• 55
    amacının ne olduğunu kavrayamadığım, galatasaray spor kulübü'nün hoşuma gitmeyen haberlerinin çoğunda baş rolü oynayan,transfer döneminde olabilecek iyi transferlerin önüne taş koyan,yönetimde huzursuzluğu ilk çıkartan,melo gelmeden hemen önce ne gerek var eldeki kadro lig için yeterli diyen,podolski transferini tıkayan,önemli yerli ve yabanci transferlere özellikle engel olan,önünde duran yaptirmayan,taraftarına küfür eden kaleciye destek verirken kendi profesyonellerine hiç bir zaman destek olmayan galatasaray yönetimi'nde görmek istemediğim bir yöneticidir.
  • 57
    yönetimimizin içindeki oyun bozan kimliğiyle ön plana çıkmış olan yönetici kişisi. şimdiye kadar kulüpte ne işe yaradığını anlamadım olur olmaz zamanlarda röportaj verirken rastlıyorum ve takip ettiğim kadarıyla da yönetimin içinde en çok ortalığı karıştıran kişi kendisi. aynen polat yönetimindeki mehmet helvacı rolünü üstlenmiş gibi bir izlenim yaratıyor. basına yansıyan yönetim içi kavga haberlerinin hemen hepsinden bu isim çıkıveriyor, aysal başkanımız yönetimin dışarıda bıraktığı izlenimi inşallah gözlemler ve bu kötü görüntü veren yöneticiden bir an önce kurtuluruz..
  • 59
    bu genç arkadaşın galatasaray'a bir fayda sağlayacağını sanmıyor aksine ilerde galatasaray'ın başını ağrıtacak bir takım polemiklerin müsebbibi olacağını düşünüyorum.
    babadan torpilli olmanın galatasaray gibi bir camiada bu derece işlerlik kazanması, üzerinde düşünülmesi gereken bir durum. zira bu arkadaş idareden de, maslahattan da ne yazık ki bihaber.
    olum "liseciler" bizler olmadan sizler hiç bir halt değilsiniz.
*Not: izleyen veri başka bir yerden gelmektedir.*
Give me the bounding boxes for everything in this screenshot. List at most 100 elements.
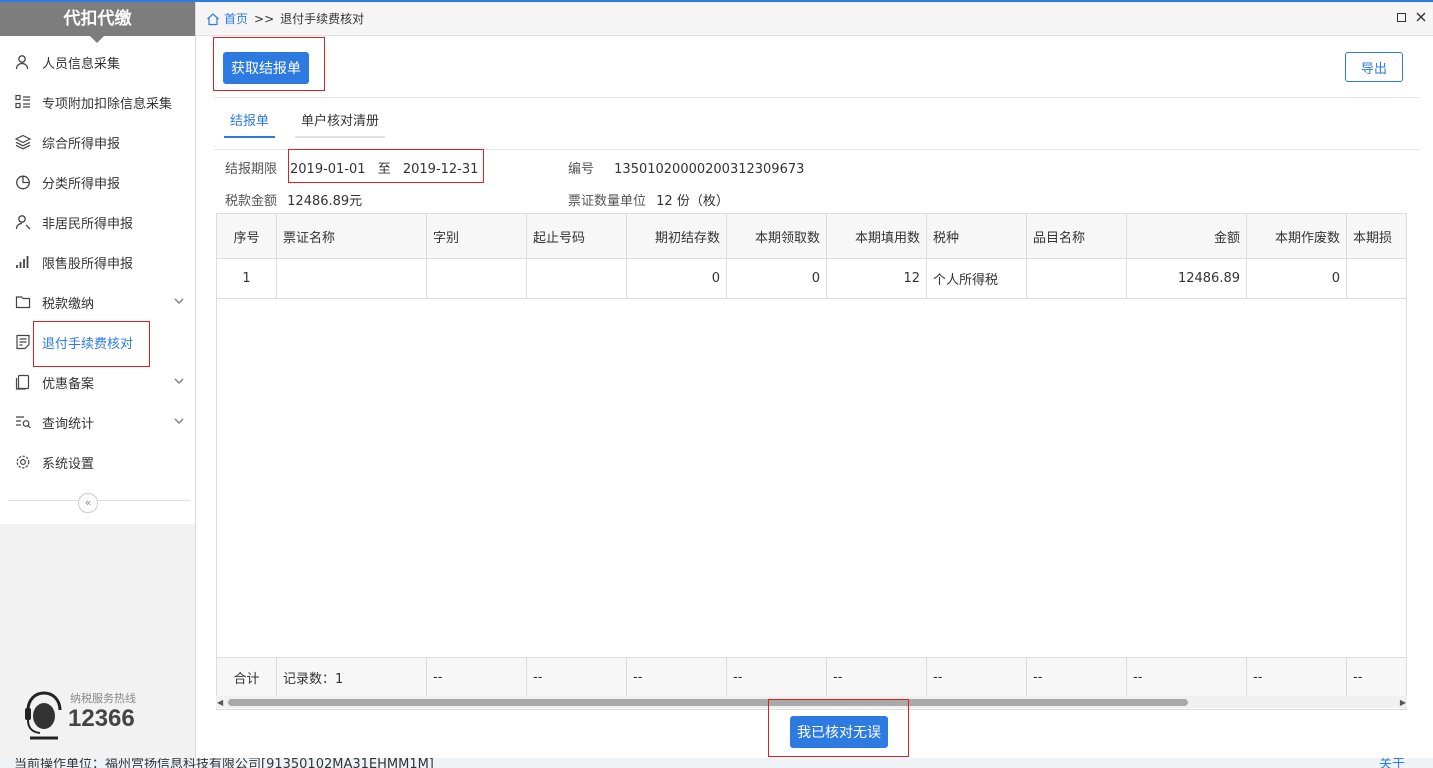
chevron-down-icon: [174, 378, 184, 384]
sidebar-item-deduction[interactable]: 专项附加扣除信息采集: [0, 82, 195, 122]
headset-icon: [25, 691, 62, 740]
table-cell: 12486.89: [1127, 259, 1247, 298]
sidebar-item-label: 查询统计: [42, 416, 95, 432]
table-cell: 0: [727, 259, 827, 298]
sidebar-item-label: 优惠备案: [42, 376, 95, 392]
bar-chart-icon: [14, 253, 32, 271]
header-cell: 税种: [927, 214, 1027, 258]
close-icon[interactable]: [1415, 11, 1427, 25]
hotline-label: 纳税服务热线: [70, 692, 136, 705]
highlight-box-sidebar: [33, 321, 150, 367]
header-cell: 起止号码: [527, 214, 627, 258]
sidebar-item-nonresident[interactable]: 非居民所得申报: [0, 202, 195, 242]
sidebar-item-settings[interactable]: 系统设置: [0, 442, 195, 482]
tab-household-checklist[interactable]: 单户核对清册: [295, 112, 386, 138]
hotline-block: 纳税服务热线 12366: [22, 686, 182, 746]
table-cell: [1347, 259, 1406, 298]
breadcrumb-current: 退付手续费核对: [280, 12, 365, 26]
confirm-checked-button[interactable]: 我已核对无误: [790, 716, 888, 748]
table-cell: 1: [217, 259, 277, 298]
footer-cell: --: [1247, 658, 1347, 697]
layers-icon: [14, 133, 32, 151]
hotline-number: 12366: [68, 705, 135, 732]
status-text: 当前操作单位：福州宫扬信息科技有限公司[91350102MA31EHMM1M]: [14, 758, 434, 768]
table-header-row: 序号 票证名称 字别 起止号码 期初结存数 本期领取数 本期填用数 税种 品目名…: [217, 214, 1406, 259]
footer-cell: 合计: [217, 658, 277, 697]
footer-cell: --: [1347, 658, 1406, 697]
fetch-statement-button[interactable]: 获取结报单: [223, 52, 309, 84]
person-outline-icon: [14, 213, 32, 231]
table-cell: 12: [827, 259, 927, 298]
list-icon: [14, 93, 32, 111]
main-content: 获取结报单 导出 结报单 单户核对清册 结报期限 2019-01-01 至 20…: [196, 36, 1433, 758]
header-cell: 品目名称: [1027, 214, 1127, 258]
header-cell: 金额: [1127, 214, 1247, 258]
document-icon: [14, 333, 32, 351]
header-cell: 票证名称: [277, 214, 427, 258]
window-controls: [1395, 11, 1427, 25]
table-cell: 0: [627, 259, 727, 298]
sidebar-item-personnel[interactable]: 人员信息采集: [0, 42, 195, 82]
divider: [214, 97, 1419, 98]
table-cell: [527, 259, 627, 298]
app-logo: 代扣代缴: [0, 2, 195, 43]
amount-label: 税款金额: [225, 194, 278, 209]
header-cell: 本期损: [1347, 214, 1406, 258]
sidebar-bottom-panel: 纳税服务热线 12366: [0, 524, 195, 758]
scroll-left-icon[interactable]: ◀: [217, 698, 223, 707]
unit-label: 票证数量单位: [568, 194, 647, 209]
unit-value: 12 份（枚）: [656, 194, 729, 209]
table-cell: [1027, 259, 1127, 298]
status-bar: 当前操作单位：福州宫扬信息科技有限公司[91350102MA31EHMM1M] …: [0, 758, 1433, 768]
sidebar-collapse-button[interactable]: «: [78, 493, 98, 513]
footer-cell: --: [727, 658, 827, 697]
table-cell: [277, 259, 427, 298]
number-value: 13501020000200312309673: [614, 162, 805, 177]
about-link[interactable]: 关于: [1379, 758, 1405, 768]
table-cell: 个人所得税: [927, 259, 1027, 298]
footer-cell: --: [1027, 658, 1127, 697]
chevron-down-icon: [174, 298, 184, 304]
sidebar-item-restricted-stock[interactable]: 限售股所得申报: [0, 242, 195, 282]
sidebar-item-comprehensive[interactable]: 综合所得申报: [0, 122, 195, 162]
header-cell: 期初结存数: [627, 214, 727, 258]
sidebar-item-preferential[interactable]: 优惠备案: [0, 362, 195, 402]
sidebar-item-tax-payment[interactable]: 税款缴纳: [0, 282, 195, 322]
table-cell: [427, 259, 527, 298]
sidebar-item-label: 非居民所得申报: [42, 216, 134, 232]
chevron-down-icon: [174, 418, 184, 424]
amount-value: 12486.89元: [287, 194, 363, 209]
sidebar-item-label: 系统设置: [42, 456, 95, 472]
sidebar-item-classified[interactable]: 分类所得申报: [0, 162, 195, 202]
sidebar-item-label: 人员信息采集: [42, 56, 121, 72]
sidebar-item-label: 专项附加扣除信息采集: [42, 96, 173, 112]
footer-cell: --: [827, 658, 927, 697]
sidebar-item-label: 税款缴纳: [42, 296, 95, 312]
breadcrumb-home-link[interactable]: 首页: [224, 10, 248, 27]
copy-icon: [14, 373, 32, 391]
header-cell: 字别: [427, 214, 527, 258]
tab-statement[interactable]: 结报单: [224, 112, 276, 138]
period-label: 结报期限: [225, 162, 278, 177]
tab-bar: 结报单 单户核对清册: [224, 112, 405, 138]
footer-cell: 记录数：1: [277, 658, 427, 697]
sidebar-item-query[interactable]: 查询统计: [0, 402, 195, 442]
footer-cell: --: [927, 658, 1027, 697]
unit-row: 票证数量单位 12 份（枚）: [568, 190, 729, 209]
period-row: 结报期限: [225, 158, 277, 177]
footer-cell: --: [1127, 658, 1247, 697]
sidebar-divider: [8, 500, 190, 501]
breadcrumb-separator: >>: [254, 11, 275, 26]
header-cell: 序号: [217, 214, 277, 258]
maximize-icon[interactable]: [1395, 11, 1407, 25]
sidebar: 代扣代缴 人员信息采集 专项附加扣除信息采集 综合所得申报 分类所得申报 非居民…: [0, 2, 196, 758]
number-label: 编号: [568, 162, 595, 177]
statement-table: 序号 票证名称 字别 起止号码 期初结存数 本期领取数 本期填用数 税种 品目名…: [216, 213, 1407, 710]
sidebar-item-label: 综合所得申报: [42, 136, 121, 152]
header-cell: 本期填用数: [827, 214, 927, 258]
scroll-right-icon[interactable]: ▶: [1400, 698, 1406, 707]
table-row[interactable]: 1 0 0 12 个人所得税 12486.89 0: [217, 259, 1406, 299]
scroll-thumb[interactable]: [228, 699, 1188, 706]
export-button[interactable]: 导出: [1345, 52, 1403, 82]
gear-icon: [14, 453, 32, 471]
    rabbim sen galatasaray'ı kifayetsiz muhterislerin şerrinden koru.
  • 61
    --- alıntı ---
    sedat doğan gstv'ye açıklamalarda bulundu

    galatasaray spor kulübü yönetim kurulu üyesi sedat doğan gstv’ye açıklamalarda bulundu. geçtiğimiz gün associated press haber ajansı’na da açıklamalarda bulunan sedat doğan, gstv’ye şu yorumlarda bulundu: “kimsenin ceza almasıyla ilgili bir beklentimiz olmadığını ancak futbolun kurallarına uygun olarak hızlı bir şekilde karar verilmesi gerektiğini ifade ettik. adı geçen kişiler ve kuruluşlar, bu karar geciktiği sürece itibarlarıyla ilgili de sorun yaşıyorlar ve kimsenin buna hakkı yok. futbol kuralları açısından burada suçsuz olan, herhangi bir kusuru olmamış kişilerin bir karar verilmemiş olmasından dolayı sanki suçluymuş gibi toplum tarafından algılanıyor olmasının yanlışlığına da parmak bastık.”
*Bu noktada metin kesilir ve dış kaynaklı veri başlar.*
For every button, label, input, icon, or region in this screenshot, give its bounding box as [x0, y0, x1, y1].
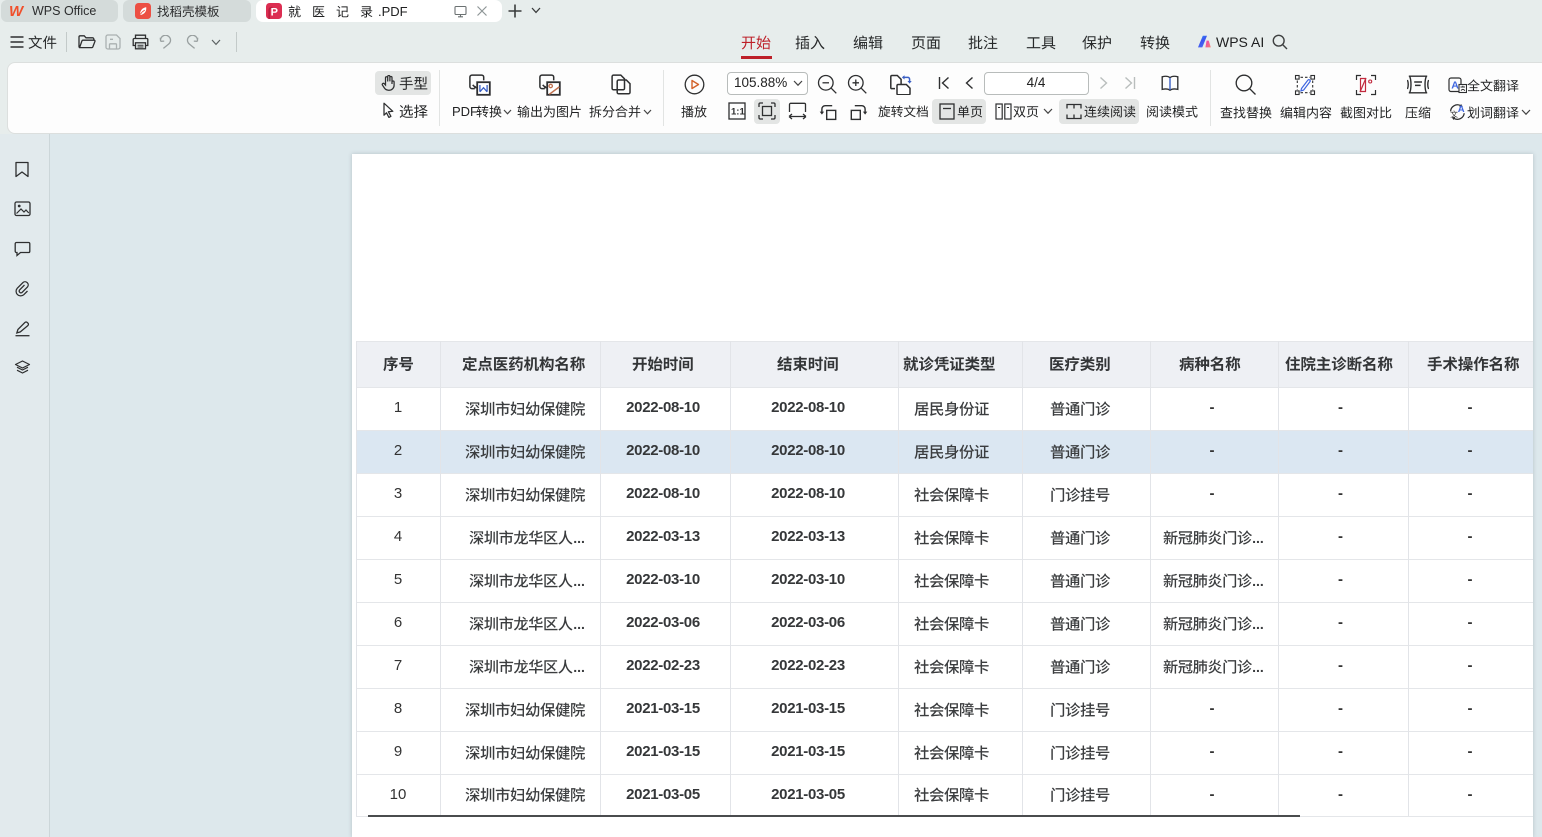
svg-text:A: A [1451, 80, 1459, 92]
svg-text:P: P [271, 6, 278, 18]
svg-text:W: W [9, 3, 25, 19]
svg-text:1:1: 1:1 [731, 107, 745, 118]
svg-text:A: A [1458, 104, 1465, 115]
    “türkiye’de yürütülen süreç avrupa tarafından yeni yeni anlaşılmaya başladı. daha önceden fazlaca yazı çıkmıyordu. bizleri galatasaray’ın pozisyonu nedir diye arayıp sormaya başlamaları daha çok uefa kongresiyle alakalı. çünkü uefa kongresi yapılırken yüzlerce gazeteci geldi buraya, buradaki atmosferi de hissettiler ve yeni şeyler öğrendiler. ve gazetecilik refleksiyle bu konuyla ilgilenmeye başladılar. şaşkınlıkla karşıladıkları konu, daha önce italya’da ,yunanistan’da ve diğer avrupa ülkelerinde benzer durumlar hızlı bir karar süreciyle neticelendirildi ve uefa’nın devreye girmesine de hiçbir şekilde gerek kalmadı. bizim ülkemizde ise neden bu kadar zaman alındığı ve yaklaşık 9-10 aydır karar verilmediği onların merak ettiği konu. çünkü vermediğiniz bir karar, hem kararın alınması gereken ligi hem de onun altındakileri veya üstündekileri de etkileyebiliyor. ve bu çok şaşırtıcı bir durum kendileri açısından. biz de federasyon ve diğer otoritelere futbol açısından bu sürecin hızlı gelişmesi gerektiğini salık veriyoruz. associated press’te çıkan haberde sadece galatasaray’ı ilgilendiren bir durum yok, bize şike soruşturması hakkındaki görüşümüz, bu kulüplerin suçlu olup olmadığı soruldu. biz de galatasaray olarak ne hakim ne de savcı olduğumuzu ve bu konunun bizi ilgilendirmediğini söyledik. şunu özellikle vurguladık, bizim rakiplerimiz ve dostlarımız, bu konunun muhatabı olan tüm kuruluşlar, bizim saygı duyduğumuz kişiler ve kurumlardır. özellikle fenerbahçe üzerinde duruluyor ancak başkanımız birinci günden itibaren bu konuda hiçbir açıklama yapılmaması kararını aldı.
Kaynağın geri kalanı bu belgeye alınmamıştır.